Un enfant merveilleux et terrible vient de naître. On le baptise Tewdwr, ce qui se prononce à peu près Téoudour, et bientôt on ne l’appellera plus que Tudor. A la pointe de la péninsule dans laquelle il est né, il exige, à peine nourrisson, le lait du sein maternel. Aucune étrangeté ici, tous les enfants font cela. Mais l’enfant que l’on élève apprend peu à peu à maîtriser ses envies. Tudor, lui, ne s’y résout pas.
Ses parents se nomment Force et Ambition. Ils ont déjà eu de nombreux enfants dont Tudor ne sera même pas le dernier. Force veut conquérir ; Ambition sait réfléchir. Tudor, encore enfant, imite ses parents. Aux barreaux de son berceau, qui se nomme Pembroke, il se suspend et regarde à l’horizon le monde qui s’offre à lui. Il tend les mains mais n’attrape rien encore. Il trépigne. Ambition vient vers lui et lui murmure d’être patient.

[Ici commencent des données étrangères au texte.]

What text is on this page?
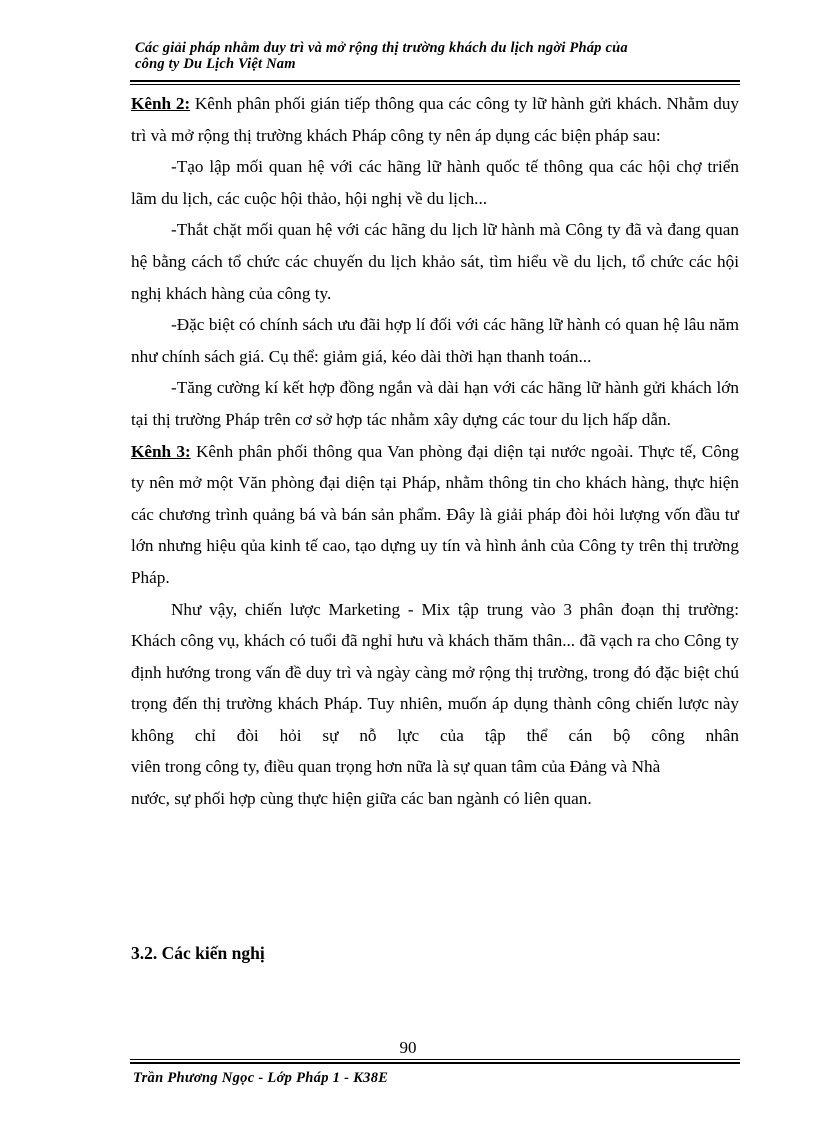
Các giải pháp nhằm duy trì và mở rộng thị trường khách du lịch ngời Pháp của
công ty Du Lịch Việt Nam

Kênh 2: Kênh phân phối gián tiếp thông qua các công ty lữ hành gửi khách. Nhằm duy trì và mở rộng thị trường khách Pháp công ty nên áp dụng các biện pháp sau:

-Tạo lập mối quan hệ với các hãng lữ hành quốc tế thông qua các hội chợ triển lãm du lịch, các cuộc hội thảo, hội nghị về du lịch...

-Thắt chặt mối quan hệ với các hãng du lịch lữ hành mà Công ty đã và đang quan hệ bằng cách tổ chức các chuyến du lịch khảo sát, tìm hiểu về du lịch, tổ chức các hội nghị khách hàng của công ty.

-Đặc biệt có chính sách ưu đãi hợp lí đối với các hãng lữ hành có quan hệ lâu năm như chính sách giá. Cụ thể: giảm giá, kéo dài thời hạn thanh toán...

-Tăng cường kí kết hợp đồng ngắn và dài hạn với các hãng lữ hành gửi khách lớn tại thị trường Pháp trên cơ sở hợp tác nhằm xây dựng các tour du lịch hấp dẫn.

Kênh 3: Kênh phân phối thông qua Van phòng đại diện tại nước ngoài. Thực tế, Công ty nên mở một Văn phòng đại diện tại Pháp, nhằm thông tin cho khách hàng, thực hiện các chương trình quảng bá và bán sản phẩm. Đây là giải pháp đòi hỏi lượng vốn đầu tư lớn nhưng hiệu qủa kinh tế cao, tạo dựng uy tín và hình ảnh của Công ty trên thị trường Pháp.

Như vậy, chiến lược Marketing - Mix tập trung vào 3 phân đoạn thị trường: Khách công vụ, khách có tuổi đã nghỉ hưu và khách thăm thân... đã vạch ra cho Công ty định hướng trong vấn đề duy trì và ngày càng mở rộng thị trường, trong đó đặc biệt chú trọng đến thị trường khách Pháp. Tuy nhiên, muốn áp dụng thành công chiến lược này không chỉ đòi hỏi sự nỗ lực của tập thể cán bộ công nhân

viên trong công ty, điều quan trọng hơn nữa là sự quan tâm của Đảng và Nhà

nước, sự phối hợp cùng thực hiện giữa các ban ngành có liên quan.

3.2. Các kiến nghị
90
Trần Phương Ngọc - Lớp Pháp 1 - K38E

A l’ombre des hauts murs de pierre du château de Pembroke, sous la menace constante d’un ciel gris, Tudor, lentement, grandit. Dans sa famille, quelques cousins rebelles ont tenté l’aventure de l’indépendance. Bataille après bataille, c’est avec le sang qu’ils espéraient arroser les fleurs de la liberté. Ils ont échoué, et leur exemple déplaît à Tudor. De son berceau de pierre, robuste et fier, de ce château accroché à la proue de Galles, Tudor regarde vers l’Angleterre.
A l'exemple d’illustres aïeux, Tudor drague du regard le puissant voisin. Page ou bailli : peu importe que l’on soit au service d’un seigneur, pourvu qu’on soit seigneur soi-même. Tudor attend son tour. A l’aide des femmes, à l’aide des armes, il s’élève. Dans l’arbre des honneurs, il atteint bientôt les plus hautes branches. Il n’est pas jusqu’à l’exil pour infléchir sa volonté. Et comme le hasard fait parfois bien les choses, une opportunité, un jour, lui est offerte. Une rose à la main, Tudor vient la prendre.
L’époque est à la guerre et l’heure est à la décision. Tudor, exilé plus d’une décade de l’autre côté de la Manche, décide de la traverser. Concentrant en lui seul les atouts de sa famille, il voit les mânes des princes gallois accourir devers lui, qui veut ceindre la couronne royale. Et tandis qu’il traverse ce pays de collines et de landes, il rassemble nombre soldats aux courtes épées et aux longues lances.
Dans un champ à la terre fatiguée, usée par des décennies de luttes cruelles, un beau jour d’août, des hommes de fer s’entrechoquent. C’est la dernière bataille, le dernier effort, le dernier souffle, aussi, pour nombre d’entre eux. Tudor affronte son rival. Au pied des cuirasses, abreuvées par le sang qui s’écoule, trois roses sont chahutées par le vent de la guerre. La rouge et la blanche meurent. La troisième, qui unit leurs deux couleurs, leur survit.
Qu’il est loin le temps des premiers babillages, et celui de l’enfance protégée, et celui de la jeunesse fougueuse. Depuis Londres, Pembroke ne paraît plus être qu’un castel isolé dont les tours et les murailles ne défendent plus qu’une maigre garnison de paysans indifférents. Tudor est trop grand pour revenir dans son berceau ; il est roi maintenant. La vieillesse le surprend, mais déjà il rajeunit. Ainsi passe-t-il de mort à vif. Tudor est roi pour longtemps.